Au cours de l’année 2005, le gouvernement de Fouad Siniora a préparé un programme de réformes économiques en obtenant un large consensus de tous les partis politiques libanais. L’objectif de ce programme était de diminuer la part de dette à court terme, d’augmenter la fiscalité et de mener un programme de privatisation des secteurs de la téléphonie mobile et de l’électricité.

La Guerre de Juillet 2006 a modifié la donne libanaise. L’Etat a augmenté ses dépenses pour la reconstruction. Il n’a pas put se lancer dans une réforme de la fiscalité qui aurait été très impopulaire. Enfin, le risque souverain a augmenté ce qui rendait les conditions de marché défavorables pour les privatisations.

Impact

Le programme de réforme présenté par l’Etat libanais prévoit une réduction de la part de la dette dans le budget de l’Etat qui atteignait 50% en 2007.

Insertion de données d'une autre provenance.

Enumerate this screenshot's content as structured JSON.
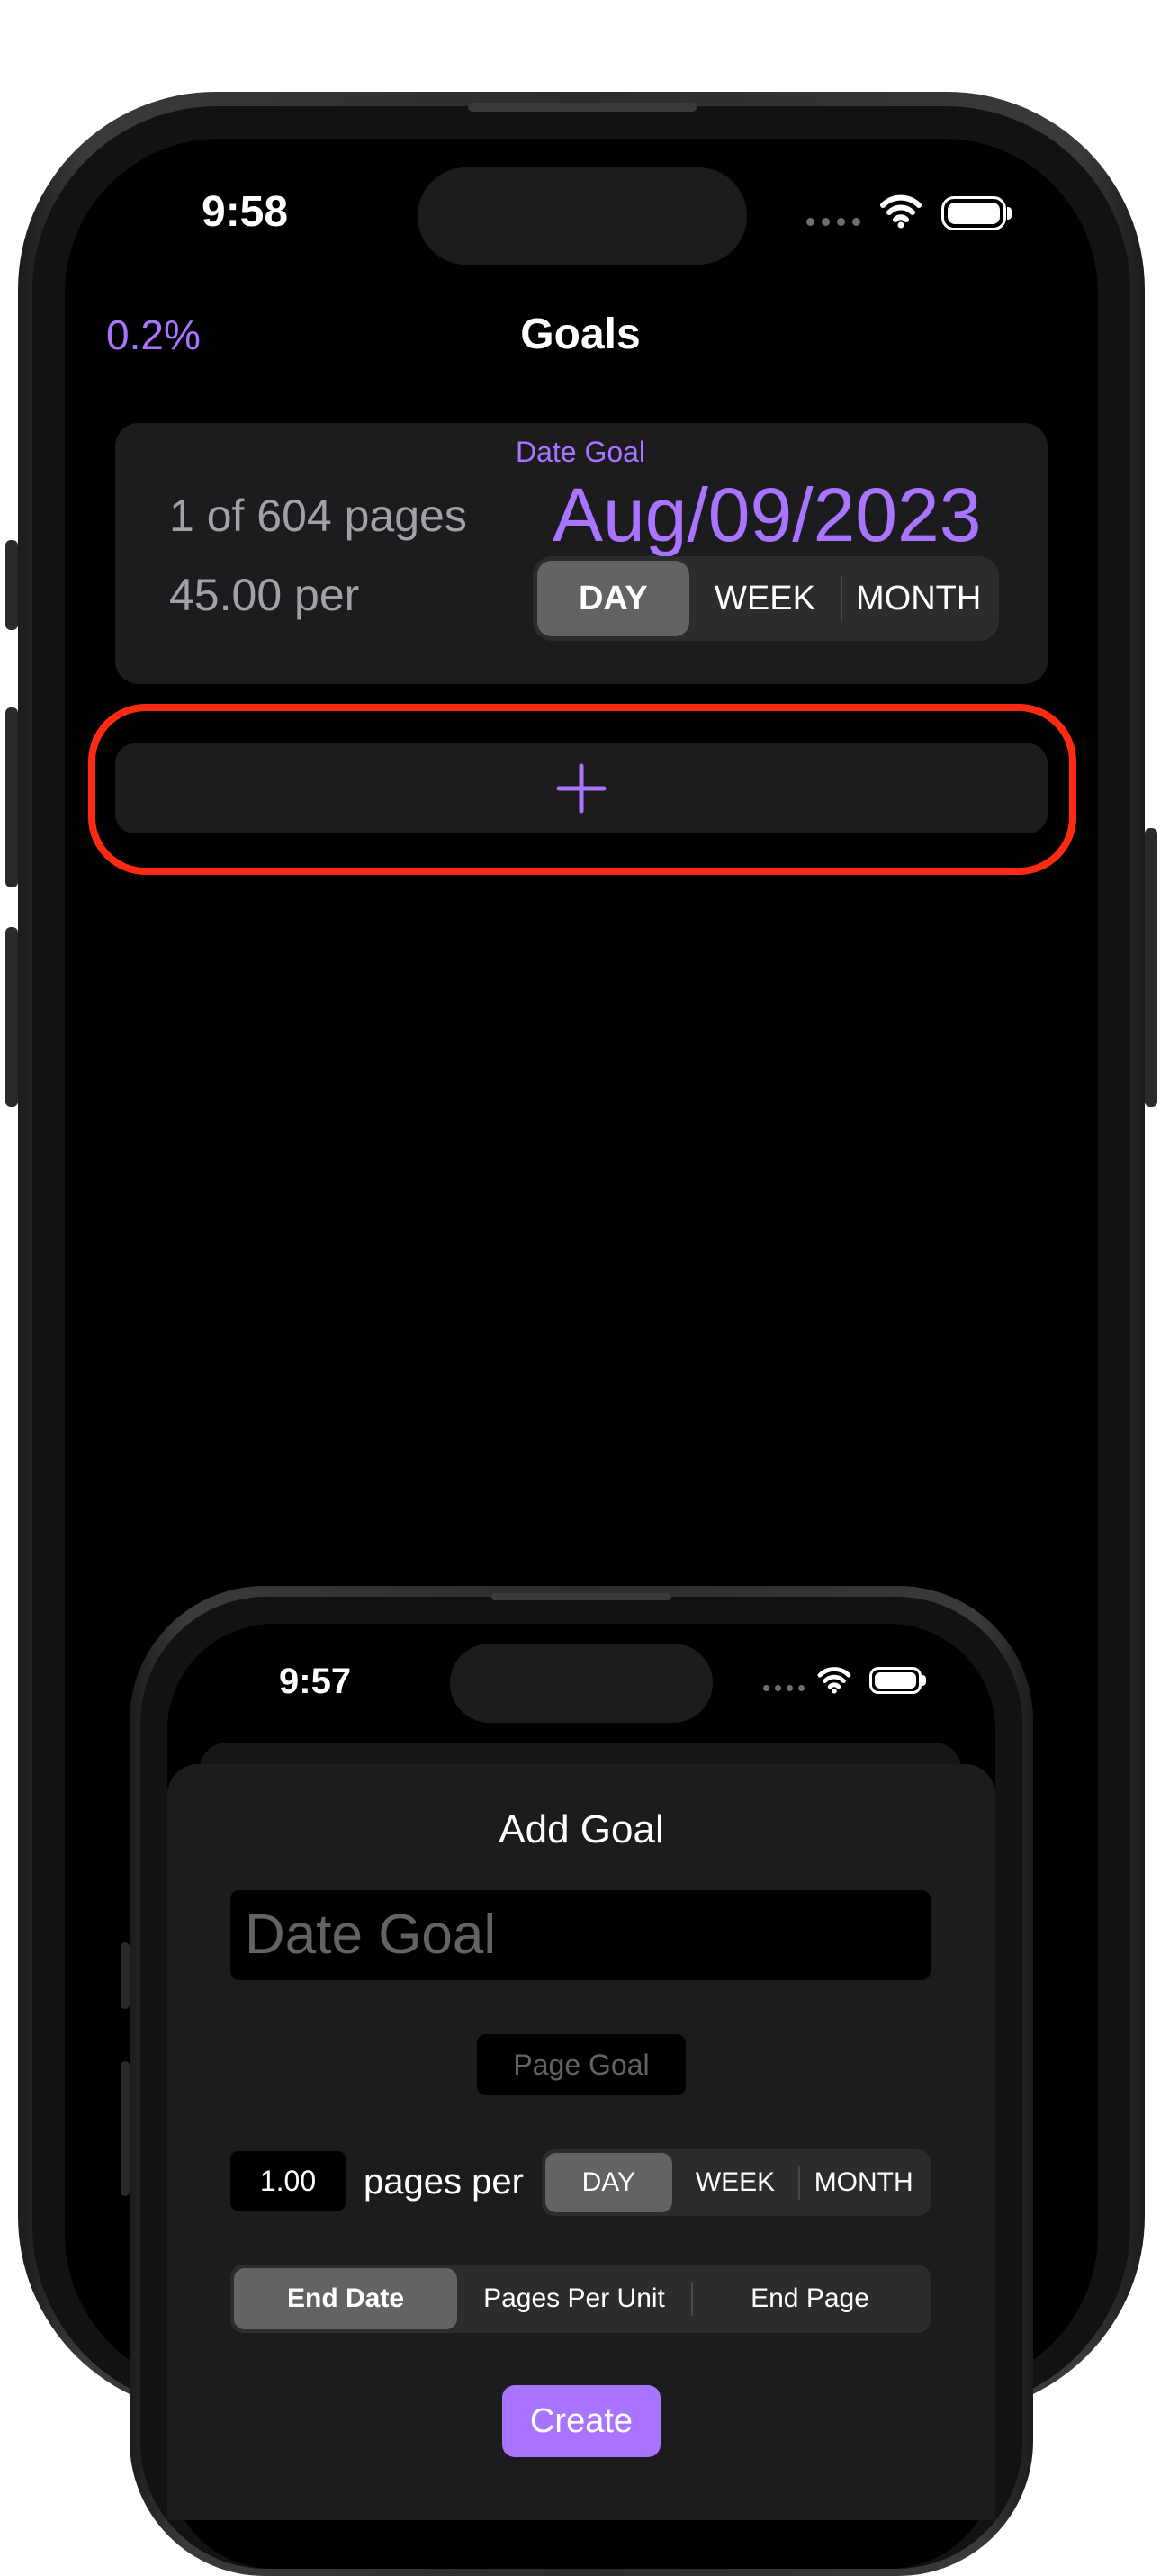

Les objectifs fixés par le gouvernement en 2007 ont été dépassés. Les autorités prévoyait une croissance de l’ordre de 4 à 6% sur la période 2007 – 2010, or elle a atteint 7%. Le ratio de la dette par rapport au PIB a lui aussi diminué atteignant 155% alors que les prévisions s’établissait à 157%.

Malgré l’attente des privatisations, le Liban suit toujours le programme des réformes comme l’a confirmé le FMI en négociant un nouveau plan de reconstruction post-conflit.